Review: ‘Man’s search for meaning’ by Viktor Frankl

Written by Moritz Schröder

Man’s search for meaning is a short book by Viktor E. Frankl, divided into two parts. The first part describes Frankl’s experiences and psychological observations in the concentration camp Auschwitz , where he lived for several years during world war 2. The second part descibes his own psychological school, which he calls logotherapy.

First part

Frankl, an austrian jew who worked as an psychologist in Vienna, was deported in 1942. His brother, mother and wife all died in concentration camps. Frankl himself survived under the most grueling living conditions and during his 3 years of imprisonment had to face hunger, sickness, cold, fear of death and exhausting physical work in different camps, including Auschwitz.

During this time he saw many of the other inmates die and started recocgnizing psychological patterns that could make the difference between life and death.

He noticed that people could endure the horrible daily camp life better if they told themselves that up until a certain point in the future, this would all have an end. They would hope that they would be freed by christmas, by the end of the year, until their birthday etc. And this gave them strength to surive to see that day. Should however this envisioned date pass without any hope that the war might end soon, Frankl noticed that people would fall into a depression and just give up.

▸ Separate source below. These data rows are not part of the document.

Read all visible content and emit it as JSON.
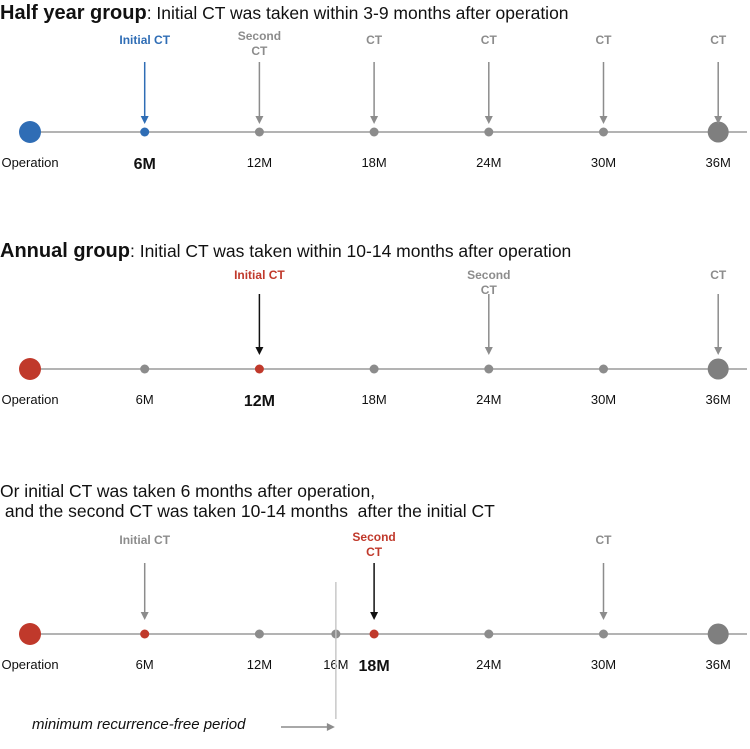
{
  "colors": {
    "blue": "#2f6db5",
    "red": "#c0392b",
    "gray": "#8c8c8c",
    "axis": "#9a9a9a",
    "endpoint": "#7f7f7f",
    "black": "#111111"
  },
  "panel1": {
    "title_bold": "Half year group",
    "title_rest": ": Initial CT was taken within 3-9 months after operation",
    "axis": {
      "start_label": "Operation",
      "ticks": [
        "6M",
        "12M",
        "18M",
        "24M",
        "30M",
        "36M"
      ],
      "bold_tick": "6M",
      "tick_colors": [
        "blue",
        "gray",
        "gray",
        "gray",
        "gray",
        "endpoint"
      ]
    },
    "arrows": [
      {
        "tick": "6M",
        "label": [
          "Initial CT"
        ],
        "color": "blue"
      },
      {
        "tick": "12M",
        "label": [
          "Second",
          "CT"
        ],
        "color": "gray"
      },
      {
        "tick": "18M",
        "label": [
          "CT"
        ],
        "color": "gray"
      },
      {
        "tick": "24M",
        "label": [
          "CT"
        ],
        "color": "gray"
      },
      {
        "tick": "30M",
        "label": [
          "CT"
        ],
        "color": "gray"
      },
      {
        "tick": "36M",
        "label": [
          "CT"
        ],
        "color": "gray"
      }
    ]
  },
  "panel2": {
    "title_bold": "Annual group",
    "title_rest": ": Initial CT was taken within 10-14 months after operation",
    "axis": {
      "start_label": "Operation",
      "ticks": [
        "6M",
        "12M",
        "18M",
        "24M",
        "30M",
        "36M"
      ],
      "bold_tick": "12M",
      "tick_colors": [
        "gray",
        "red",
        "gray",
        "gray",
        "gray",
        "endpoint"
      ]
    },
    "arrows": [
      {
        "tick": "12M",
        "label": [
          "Initial CT"
        ],
        "color": "red",
        "arrow_color": "black"
      },
      {
        "tick": "24M",
        "label": [
          "Second",
          "CT"
        ],
        "color": "gray"
      },
      {
        "tick": "36M",
        "label": [
          "CT"
        ],
        "color": "gray"
      }
    ]
  },
  "panel3": {
    "line1": "Or initial CT was taken 6 months after operation,",
    "line2": " and the second CT was taken 10-14 months  after the initial CT",
    "axis": {
      "start_label": "Operation",
      "ticks": [
        "6M",
        "12M",
        "16M",
        "18M",
        "24M",
        "30M",
        "36M"
      ],
      "bold_tick": "18M",
      "tick_colors": [
        "red",
        "gray",
        "gray",
        "red",
        "gray",
        "gray",
        "endpoint"
      ]
    },
    "arrows": [
      {
        "tick": "6M",
        "label": [
          "Initial CT"
        ],
        "color": "gray"
      },
      {
        "tick": "18M",
        "label": [
          "Second",
          "CT"
        ],
        "color": "red",
        "arrow_color": "black"
      },
      {
        "tick": "30M",
        "label": [
          "CT"
        ],
        "color": "gray"
      }
    ],
    "marker_tick": "16M",
    "note": "minimum recurrence-free period"
  }
}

Once they were in that state, nothing could get them out of it. They would refuse to get up in the morning, no matter how much the guards threatened and kicked them. Instead, they would smoke their last cigarette and accept their fate. After this point, people usually died within 48 hours.

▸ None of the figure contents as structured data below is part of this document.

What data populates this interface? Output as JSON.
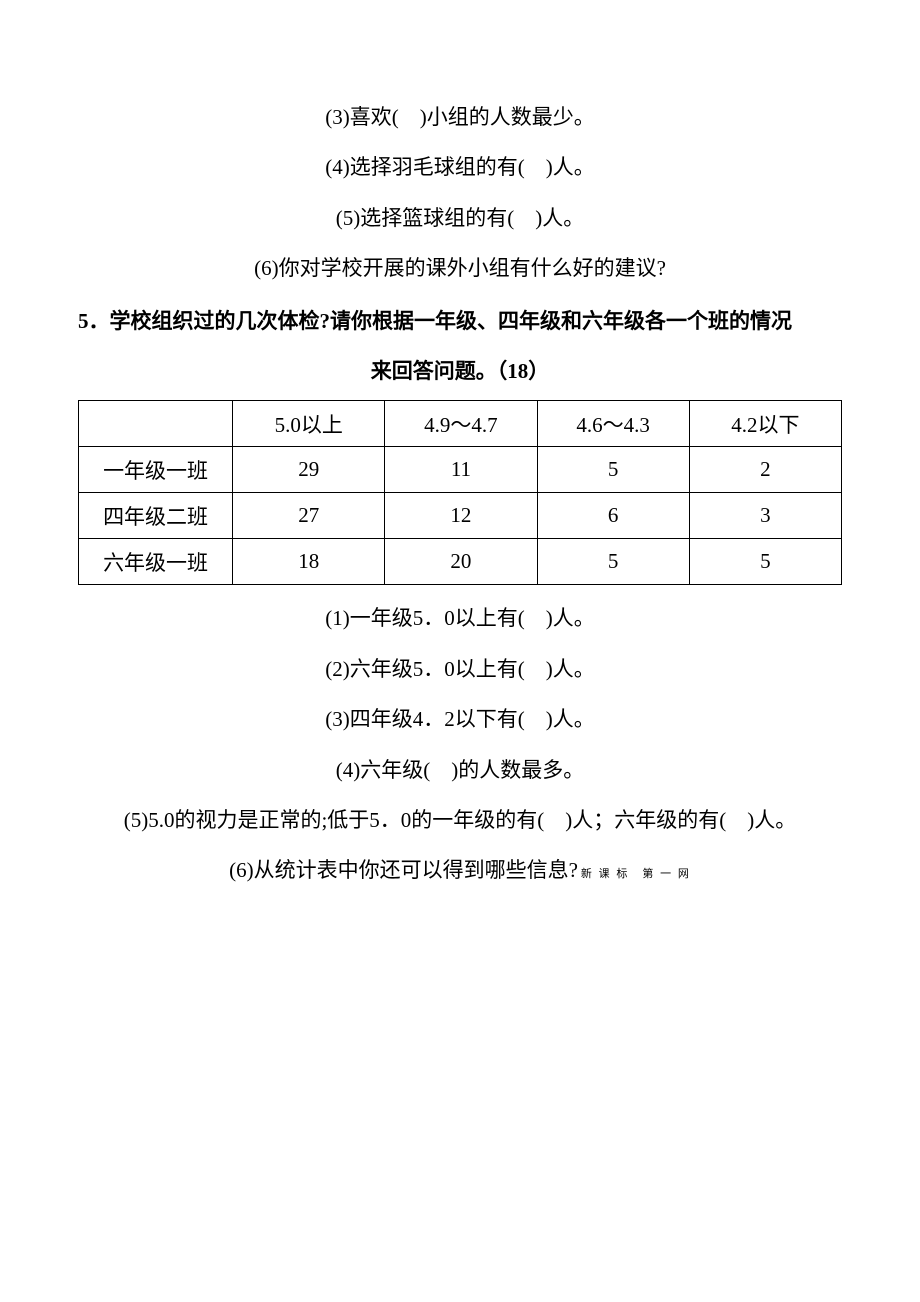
{
  "q_prev": {
    "item3": "(3)喜欢(　)小组的人数最少。",
    "item4": "(4)选择羽毛球组的有(　)人。",
    "item5": "(5)选择篮球组的有(　)人。",
    "item6": "(6)你对学校开展的课外小组有什么好的建议?"
  },
  "q5": {
    "title_line1": "5．学校组织过的几次体检?请你根据一年级、四年级和六年级各一个班的情况",
    "title_line2": "来回答问题。（18）",
    "table": {
      "headers": [
        "",
        "5.0以上",
        "4.9～4.7",
        "4.6～4.3",
        "4.2以下"
      ],
      "rows": [
        [
          "一年级一班",
          "29",
          "11",
          "5",
          "2"
        ],
        [
          "四年级二班",
          "27",
          "12",
          "6",
          "3"
        ],
        [
          "六年级一班",
          "18",
          "20",
          "5",
          "5"
        ]
      ]
    },
    "item1": "(1)一年级5．0以上有(　)人。",
    "item2": "(2)六年级5．0以上有(　)人。",
    "item3": "(3)四年级4．2以下有(　)人。",
    "item4": "(4)六年级(　)的人数最多。",
    "item5": "(5)5.0的视力是正常的;低于5．0的一年级的有(　)人；六年级的有(　)人。",
    "item6": "(6)从统计表中你还可以得到哪些信息?",
    "footnote": "新 课 标　第 一 网"
  }
}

Frankl noticed that finding a meaning in his life, no matter how difficult it might be at that moment, is the most important thing that keeps people alive. He quotes Nietzsche who said “He who has a why to live can bear with almost how“.

Therefore Frankl tried to focus on the things he still wanted to accomplish after the war whenever he felt like giving up. He would think of the books he wanted to publish (he had a completed manuscript in his belongings that were taken from him when he arrived in Auschwitz); He started thinking of entire speeches while he was working in the freezing cold outside, with swollen legs and often without shoes. He began seeing his experiences from a kind of meta-state, as an observer, and pictured himself giving lectures about his camp life, while standing in a warm classroom full of students.

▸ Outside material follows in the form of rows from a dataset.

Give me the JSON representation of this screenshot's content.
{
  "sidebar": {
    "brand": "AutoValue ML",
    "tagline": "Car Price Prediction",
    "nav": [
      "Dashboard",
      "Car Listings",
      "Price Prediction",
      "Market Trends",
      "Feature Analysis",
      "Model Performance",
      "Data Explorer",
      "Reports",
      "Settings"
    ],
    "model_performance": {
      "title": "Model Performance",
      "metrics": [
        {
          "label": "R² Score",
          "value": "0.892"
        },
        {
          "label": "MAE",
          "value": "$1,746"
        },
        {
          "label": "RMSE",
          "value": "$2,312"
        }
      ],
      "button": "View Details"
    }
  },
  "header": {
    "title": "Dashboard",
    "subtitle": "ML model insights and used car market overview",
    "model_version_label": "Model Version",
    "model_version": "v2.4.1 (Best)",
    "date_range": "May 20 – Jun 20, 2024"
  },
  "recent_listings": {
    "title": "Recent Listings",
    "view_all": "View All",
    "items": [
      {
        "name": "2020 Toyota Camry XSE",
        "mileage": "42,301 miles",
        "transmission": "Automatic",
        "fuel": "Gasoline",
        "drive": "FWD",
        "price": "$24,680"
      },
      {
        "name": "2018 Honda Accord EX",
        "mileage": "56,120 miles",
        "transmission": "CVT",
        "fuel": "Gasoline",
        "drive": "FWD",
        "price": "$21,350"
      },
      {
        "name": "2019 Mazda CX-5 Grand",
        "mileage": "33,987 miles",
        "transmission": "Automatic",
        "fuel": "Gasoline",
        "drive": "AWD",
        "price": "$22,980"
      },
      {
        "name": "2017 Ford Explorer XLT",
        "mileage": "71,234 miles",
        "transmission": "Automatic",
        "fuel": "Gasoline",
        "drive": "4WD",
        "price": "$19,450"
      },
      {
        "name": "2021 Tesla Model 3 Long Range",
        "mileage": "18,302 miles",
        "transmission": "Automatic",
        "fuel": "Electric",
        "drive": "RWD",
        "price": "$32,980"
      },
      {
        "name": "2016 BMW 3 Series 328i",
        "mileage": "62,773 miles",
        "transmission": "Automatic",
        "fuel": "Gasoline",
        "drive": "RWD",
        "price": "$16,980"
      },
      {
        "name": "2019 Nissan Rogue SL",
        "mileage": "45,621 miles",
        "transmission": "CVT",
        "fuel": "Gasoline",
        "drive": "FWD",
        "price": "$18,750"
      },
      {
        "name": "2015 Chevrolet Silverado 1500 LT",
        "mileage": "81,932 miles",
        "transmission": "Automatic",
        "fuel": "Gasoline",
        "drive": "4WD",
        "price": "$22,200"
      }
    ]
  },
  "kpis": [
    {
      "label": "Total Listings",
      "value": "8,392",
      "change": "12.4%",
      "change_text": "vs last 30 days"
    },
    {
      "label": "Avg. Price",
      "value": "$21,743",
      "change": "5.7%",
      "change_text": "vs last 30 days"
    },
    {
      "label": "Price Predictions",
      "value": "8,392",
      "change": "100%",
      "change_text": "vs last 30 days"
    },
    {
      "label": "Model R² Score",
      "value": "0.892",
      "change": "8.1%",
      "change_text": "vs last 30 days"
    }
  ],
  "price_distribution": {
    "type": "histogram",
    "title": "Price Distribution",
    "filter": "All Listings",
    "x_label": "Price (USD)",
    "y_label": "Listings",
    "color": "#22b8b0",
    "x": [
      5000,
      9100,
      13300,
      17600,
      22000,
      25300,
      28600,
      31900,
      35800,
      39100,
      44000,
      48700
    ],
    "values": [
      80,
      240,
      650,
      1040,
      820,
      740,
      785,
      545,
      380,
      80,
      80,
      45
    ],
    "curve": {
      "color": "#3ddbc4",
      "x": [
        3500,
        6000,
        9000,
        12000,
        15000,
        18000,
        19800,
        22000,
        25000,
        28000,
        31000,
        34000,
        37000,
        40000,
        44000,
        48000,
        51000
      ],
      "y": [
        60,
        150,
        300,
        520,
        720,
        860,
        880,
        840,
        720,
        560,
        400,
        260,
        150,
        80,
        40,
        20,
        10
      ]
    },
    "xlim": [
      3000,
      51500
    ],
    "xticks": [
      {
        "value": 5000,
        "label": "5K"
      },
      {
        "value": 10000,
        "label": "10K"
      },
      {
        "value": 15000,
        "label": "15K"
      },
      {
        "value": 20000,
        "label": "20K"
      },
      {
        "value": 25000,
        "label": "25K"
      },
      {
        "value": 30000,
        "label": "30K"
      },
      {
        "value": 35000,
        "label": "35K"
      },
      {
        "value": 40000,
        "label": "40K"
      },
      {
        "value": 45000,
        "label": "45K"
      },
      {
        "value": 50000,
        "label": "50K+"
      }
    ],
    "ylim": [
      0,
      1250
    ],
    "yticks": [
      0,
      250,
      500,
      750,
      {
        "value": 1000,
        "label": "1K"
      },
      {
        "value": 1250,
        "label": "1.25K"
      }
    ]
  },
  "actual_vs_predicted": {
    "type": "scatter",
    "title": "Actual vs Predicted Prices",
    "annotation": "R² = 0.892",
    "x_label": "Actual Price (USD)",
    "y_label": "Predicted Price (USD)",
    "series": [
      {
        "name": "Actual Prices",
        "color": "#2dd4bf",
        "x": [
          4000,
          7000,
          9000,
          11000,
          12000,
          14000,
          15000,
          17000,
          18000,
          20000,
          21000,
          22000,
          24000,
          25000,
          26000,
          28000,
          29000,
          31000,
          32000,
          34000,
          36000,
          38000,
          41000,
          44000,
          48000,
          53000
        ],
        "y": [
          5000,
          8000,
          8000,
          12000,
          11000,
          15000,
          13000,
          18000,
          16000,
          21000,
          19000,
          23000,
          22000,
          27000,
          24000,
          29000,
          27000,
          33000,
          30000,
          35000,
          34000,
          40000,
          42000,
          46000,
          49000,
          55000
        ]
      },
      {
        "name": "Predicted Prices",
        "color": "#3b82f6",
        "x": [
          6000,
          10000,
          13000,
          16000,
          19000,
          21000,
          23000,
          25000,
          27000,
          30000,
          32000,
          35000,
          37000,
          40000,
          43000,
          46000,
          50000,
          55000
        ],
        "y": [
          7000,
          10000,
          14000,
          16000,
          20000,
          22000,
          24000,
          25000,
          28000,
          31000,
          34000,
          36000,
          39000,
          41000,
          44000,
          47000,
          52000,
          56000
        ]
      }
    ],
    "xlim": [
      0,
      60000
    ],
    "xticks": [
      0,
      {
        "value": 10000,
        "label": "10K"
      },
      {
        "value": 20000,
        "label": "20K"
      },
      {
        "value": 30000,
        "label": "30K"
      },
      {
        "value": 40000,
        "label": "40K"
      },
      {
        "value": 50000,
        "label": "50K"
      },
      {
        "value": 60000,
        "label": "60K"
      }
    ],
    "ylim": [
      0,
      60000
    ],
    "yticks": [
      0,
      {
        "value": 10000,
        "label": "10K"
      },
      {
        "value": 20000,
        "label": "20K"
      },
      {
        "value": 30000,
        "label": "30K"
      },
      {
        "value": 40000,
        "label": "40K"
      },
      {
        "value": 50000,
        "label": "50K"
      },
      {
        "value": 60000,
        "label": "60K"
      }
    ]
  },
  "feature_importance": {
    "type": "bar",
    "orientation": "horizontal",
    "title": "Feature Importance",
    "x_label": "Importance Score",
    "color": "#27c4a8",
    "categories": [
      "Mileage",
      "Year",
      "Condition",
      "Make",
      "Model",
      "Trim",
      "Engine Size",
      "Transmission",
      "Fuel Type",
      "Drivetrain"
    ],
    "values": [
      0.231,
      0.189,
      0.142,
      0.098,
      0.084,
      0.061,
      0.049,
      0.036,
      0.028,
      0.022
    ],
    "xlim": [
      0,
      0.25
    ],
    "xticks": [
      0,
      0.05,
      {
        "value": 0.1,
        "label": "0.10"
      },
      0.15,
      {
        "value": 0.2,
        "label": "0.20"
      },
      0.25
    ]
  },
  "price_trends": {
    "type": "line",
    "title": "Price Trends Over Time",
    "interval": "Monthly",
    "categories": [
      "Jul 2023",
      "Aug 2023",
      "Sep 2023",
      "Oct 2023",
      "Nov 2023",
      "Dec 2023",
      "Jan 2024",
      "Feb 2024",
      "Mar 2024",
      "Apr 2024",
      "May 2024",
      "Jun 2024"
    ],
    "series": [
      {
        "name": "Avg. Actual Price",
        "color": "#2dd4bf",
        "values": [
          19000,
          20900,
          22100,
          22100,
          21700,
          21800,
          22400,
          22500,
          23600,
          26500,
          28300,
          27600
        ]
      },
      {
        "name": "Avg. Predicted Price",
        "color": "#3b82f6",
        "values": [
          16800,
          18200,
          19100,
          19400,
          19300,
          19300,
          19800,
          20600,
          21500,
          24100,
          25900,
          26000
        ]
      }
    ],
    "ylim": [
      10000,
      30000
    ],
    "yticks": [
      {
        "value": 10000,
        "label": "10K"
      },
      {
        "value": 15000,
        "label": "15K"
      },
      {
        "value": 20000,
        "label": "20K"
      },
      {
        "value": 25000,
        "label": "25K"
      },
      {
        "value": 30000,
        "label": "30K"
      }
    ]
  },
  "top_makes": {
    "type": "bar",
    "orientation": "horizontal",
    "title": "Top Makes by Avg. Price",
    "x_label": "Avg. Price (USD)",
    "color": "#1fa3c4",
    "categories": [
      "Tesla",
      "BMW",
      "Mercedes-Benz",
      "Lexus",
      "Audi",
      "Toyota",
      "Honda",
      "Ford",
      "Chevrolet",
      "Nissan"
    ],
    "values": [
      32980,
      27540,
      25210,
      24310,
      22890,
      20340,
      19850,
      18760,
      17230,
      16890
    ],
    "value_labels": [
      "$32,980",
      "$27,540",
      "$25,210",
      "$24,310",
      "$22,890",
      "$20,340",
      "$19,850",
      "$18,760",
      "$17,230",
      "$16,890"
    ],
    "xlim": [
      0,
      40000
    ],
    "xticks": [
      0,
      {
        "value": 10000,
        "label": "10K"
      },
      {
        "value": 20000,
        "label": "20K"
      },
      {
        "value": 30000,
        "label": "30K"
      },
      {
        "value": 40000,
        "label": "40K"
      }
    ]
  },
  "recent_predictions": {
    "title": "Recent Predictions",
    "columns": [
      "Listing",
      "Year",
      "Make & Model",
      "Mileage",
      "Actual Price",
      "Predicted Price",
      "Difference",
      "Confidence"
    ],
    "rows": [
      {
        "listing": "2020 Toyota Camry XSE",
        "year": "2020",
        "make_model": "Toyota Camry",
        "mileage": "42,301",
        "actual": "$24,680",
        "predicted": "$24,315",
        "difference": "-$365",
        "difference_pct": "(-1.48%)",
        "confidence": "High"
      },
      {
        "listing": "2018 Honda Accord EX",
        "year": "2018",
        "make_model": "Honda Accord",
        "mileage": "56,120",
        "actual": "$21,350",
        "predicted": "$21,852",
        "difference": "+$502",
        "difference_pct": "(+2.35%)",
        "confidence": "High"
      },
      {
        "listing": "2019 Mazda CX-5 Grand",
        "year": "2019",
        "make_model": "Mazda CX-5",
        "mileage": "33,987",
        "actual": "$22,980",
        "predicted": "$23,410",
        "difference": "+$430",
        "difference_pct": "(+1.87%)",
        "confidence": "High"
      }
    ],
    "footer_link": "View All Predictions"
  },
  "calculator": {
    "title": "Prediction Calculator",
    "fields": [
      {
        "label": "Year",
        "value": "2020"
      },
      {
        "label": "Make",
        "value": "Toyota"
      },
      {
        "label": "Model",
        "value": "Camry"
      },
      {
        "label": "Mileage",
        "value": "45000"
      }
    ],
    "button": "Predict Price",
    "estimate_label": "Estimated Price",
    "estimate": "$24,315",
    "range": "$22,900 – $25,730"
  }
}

With this ‘trick’, Frankl managed to change his attitude towards everything he had to go through. He started seeing all these horrible experiences as a chance to grow as a person and as something that even would be ‘useful’ in his later life. He found a meaning for himself in all the cruelties he had to go through. This helped him to endure what made others lose faith. And in the end he turned out to be right, since without his time in Auschwitz, Man’s search for meaning would have never been written.

Second part

Around his concentration camp experiences, Viktor Frankl built a psychological school which he called ‘Logotherapy’. Logos is Greek for meaning and this is the key aspect of this psychotherapeutical approach.

It can be summarized in these three main principles:

  • Life has meaning under all circumstances, even the most miserable ones.
  • Our main motivation for living is our will to find meaning in life.
  • We have freedom to find meaning in what we do, and what we experience, or at least in the stand we take when faced with a situation of unchangeable suffering.

If our entire existence revolves around finding meaning to our lives, then the important question is: How do we find meaning?

Frankl names three different ways to find meaning:

  • by creating a work or doing a deed
  • by experiencing something or encountering someone
  • and by the attitude we take toward unavoidable suffering

He furthermore emphazises that “everything can be taken from a man but one thing: the last of the human freedoms – to choose one’s attitude in any given set of circumstances”.

This is a great thing to keep in mind from Man’s search for meaning: There might be horrible circumstances that we can do nothing about. We might experience unavoidable suffering. But we can always choose the attitude with which we face these circumstances and just by doing so, we can find meaning in what we have to go through.